The only serious competition is in Canada – in Vancouver and the new port at Prince Rupert – both of which are marketing themselves very aggressively.
So the Port of Tacoma signing a deal for a new terminal for NYK in 2007 was a no-brainer. It was a deal designed to ace out our Canadian competition. And it would set up Tacoma for the future.
That’s the climate of when the NYK deal came about. We were in a highly competitive situation. No one ever thought the economy would tank.
But stuff does happen.
The TNT’s article cited cost over-runs as another major problem with the NYK project. Cost over-runs in any kind of large project like this are inevitable. If you look at 10 similar sized projects, public or private, I suspect you’d see similar escalations in costs. So this really isn’t out of the ordinary.

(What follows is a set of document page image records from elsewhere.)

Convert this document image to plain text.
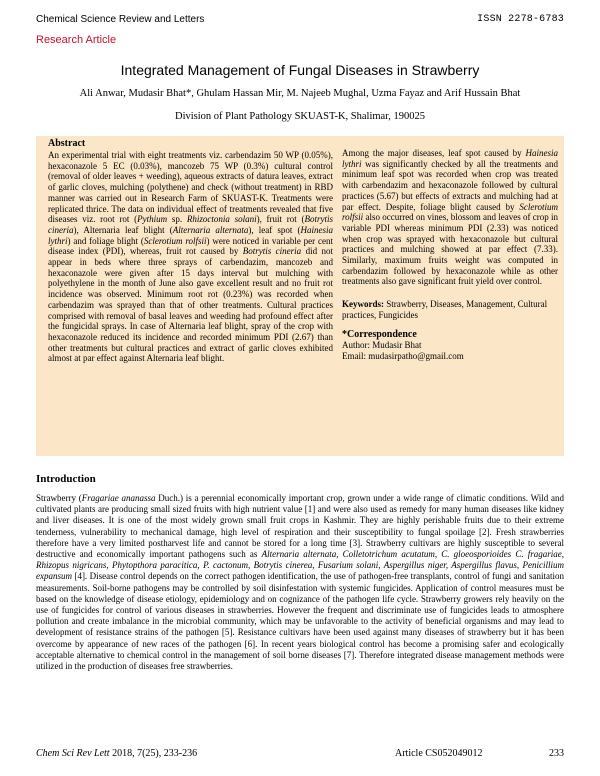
Chemical Science Review and Letters	ISSN 2278-6783
Research Article
Integrated Management of Fungal Diseases in Strawberry
Ali Anwar, Mudasir Bhat*, Ghulam Hassan Mir, M. Najeeb Mughal, Uzma Fayaz and Arif Hussain Bhat
Division of Plant Pathology SKUAST-K, Shalimar, 190025
Abstract

An experimental trial with eight treatments viz. carbendazim 50 WP (0.05%), hexaconazole 5 EC (0.03%), mancozeb 75 WP (0.3%) cultural control (removal of older leaves + weeding), aqueous extracts of datura leaves, extract of garlic cloves, mulching (polythene) and check (without treatment) in RBD manner was carried out in Research Farm of SKUAST-K. Treatments were replicated thrice. The data on individual effect of treatments revealed that five diseases viz. root rot (Pythium sp. Rhizoctonia solani), fruit rot (Botrytis cineria), Alternaria leaf blight (Alternaria alternata), leaf spot (Hainesia lythri) and foliage blight (Sclerotium rolfsii) were noticed in variable per cent disease index (PDI), whereas, fruit rot caused by Botrytis cineria did not appear in beds where three sprays of carbendazim, mancozeb and hexaconazole were given after 15 days interval but mulching with polyethylene in the month of June also gave excellent result and no fruit rot incidence was observed. Minimum root rot (0.23%) was recorded when carbendazim was sprayed than that of other treatments. Cultural practices comprised with removal of basal leaves and weeding had profound effect after the fungicidal sprays. In case of Alternaria leaf blight, spray of the crop with hexaconazole reduced its incidence and recorded minimum PDI (2.67) than other treatments but cultural practices and extract of garlic cloves exhibited almost at par effect against Alternaria leaf blight.

Among the major diseases, leaf spot caused by Hainesia lythri was significantly checked by all the treatments and minimum leaf spot was recorded when crop was treated with carbendazim and hexaconazole followed by cultural practices (5.67) but effects of extracts and mulching had at par effect. Despite, foliage blight caused by Sclerotium rolfsii also occurred on vines, blossom and leaves of crop in variable PDI whereas minimum PDI (2.33) was noticed when crop was sprayed with hexaconazole but cultural practices and mulching showed at par effect (7.33). Similarly, maximum fruits weight was computed in carbendazim followed by hexaconazole while as other treatments also gave significant fruit yield over control.

Keywords: Strawberry, Diseases, Management, Cultural practices, Fungicides
*Correspondence
Author: Mudasir Bhat
Email: mudasirpatho@gmail.com
Introduction

Strawberry (Fragariae ananassa Duch.) is a perennial economically important crop, grown under a wide range of climatic conditions. Wild and cultivated plants are producing small sized fruits with high nutrient value [1] and were also used as remedy for many human diseases like kidney and liver diseases. It is one of the most widely grown small fruit crops in Kashmir. They are highly perishable fruits due to their extreme tenderness, vulnerability to mechanical damage, high level of respiration and their susceptibility to fungal spoilage [2]. Fresh strawberries therefore have a very limited postharvest life and cannot be stored for a long time [3]. Strawberry cultivars are highly susceptible to several destructive and economically important pathogens such as Alternaria alternata, Colletotrichum acutatum, C. gloeosporioides C. fragariae, Rhizopus nigricans, Phytopthora paracitica, P. cactonum, Botrytis cinerea, Fusarium solani, Aspergillus niger, Aspergillus flavus, Penicillium expansum [4]. Disease control depends on the correct pathogen identification, the use of pathogen-free transplants, control of fungi and sanitation measurements. Soil-borne pathogens may be controlled by soil disinfestation with systemic fungicides. Application of control measures must be based on the knowledge of disease etiology, epidemiology and on cognizance of the pathogen life cycle. Strawberry growers rely heavily on the use of fungicides for control of various diseases in strawberries. However the frequent and discriminate use of fungicides leads to atmosphere pollution and create imbalance in the microbial community, which may be unfavorable to the activity of beneficial organisms and may lead to development of resistance strains of the pathogen [5]. Resistance cultivars have been used against many diseases of strawberry but it has been overcome by appearance of new races of the pathogen [6]. In recent years biological control has become a promising safer and ecologically acceptable alternative to chemical control in the management of soil borne diseases [7]. Therefore integrated disease management methods were utilized in the production of diseases free strawberries.

Chem Sci Rev Lett 2018, 7(25), 233-236	Article CS052049012	233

The fact that NYK backed out of the deal is only reasonable. West Coast ports right now are way under capacity, and will likely remain that way for some time. Conditions change. Deciding not to finish building the terminal now with the current prevailing world economic climate is only reasonable. It’s an appropriate response to changing conditions.
But that in no way invalidates the initial decision to build the terminal.
As to the $190 million already spent by the port:
• $146 million to acquire the property and demolish vacant buildings.
• $35 million on design and planning.
• $6 million on environmental cleanup and permitting.
• $3 million in staff resources to support the development.
That sounds like a whole lot of money but in the long term, the only money potentially wasted is probably the $35 million on design and planning, and the $3 million in staff resources. But even so, I wouldn’t write it off just yet – some of the effort may yet pay off in future projects.
If the port spent $146 million in buying property and demolition, and $6 million in environmental cleanup, that’s likely money well spent – and an investment that will see a very good return in the future.
The real estate market may be flat right now but that won’t last. Commercial land that has the potential to be developed into a marine terminal is extraordinarily valuable. When the global economy does recover – and it will, it’s just a matter of time – then developments will again take off.
Chinese imports will take off again. It may be one year or even 2-3 years or longer, but the world economy will heal and when it does, Tacoma will again have to look at building new dock space.
If the Port bought that land at 2007-2008 prices, then in the long run it’ll be a bargain. Real estate is almost always a good investment. It’ll payoff handsomely. The costs of the inevitable environmental cleanups now are probably less than it would cost later, so that also is a wise investment.
The land they bought is a great investment for the Port.
So what do we have in the final analysis? The Port spent maybe under $40 million on a well-conceived deal to gain a major new customer. A move which everyone at the time – up and down the coast – hailed as a bold, visionary move.
So now the News Tribune conducts a sensationalistic, witch hunt and assigns “blame” for the supposed “fiasco” – which they largely they invented – onto Tim Farrell.
This is asinine. If any one single person is to blame, they might single out George W. Bush for destroying the world economy (and that probably isn’t totally fair because he had a lot of help in the matter).
But Tim Farrell isn’t to be blamed for anything at all. He did his job well. The project was a victim of circumstances, pure and simple. No one in their wildest imaginations would have thought shipping or the economy generally would decline like it has.
Let’s face it, the whole thing is about selling newspapers – messy scandals are great fodder for the presses.
It’s not what the TNT reported – I’m sure their facts are all correct. It’s what they left out of the story that gives it their trademark bias. By failing to report the whole story, they’ve made Farrell look like a bad guy – when he wasn’t at all. They’ve damaged an innocent person, possibly cost him his job. All to sell newspapers.
And that’s why I don’t read the Tacoma News Tribune.
Perhaps if they’d just stick with stories about women impregnated by space aliens? That works well for their competition (the National Enquirer).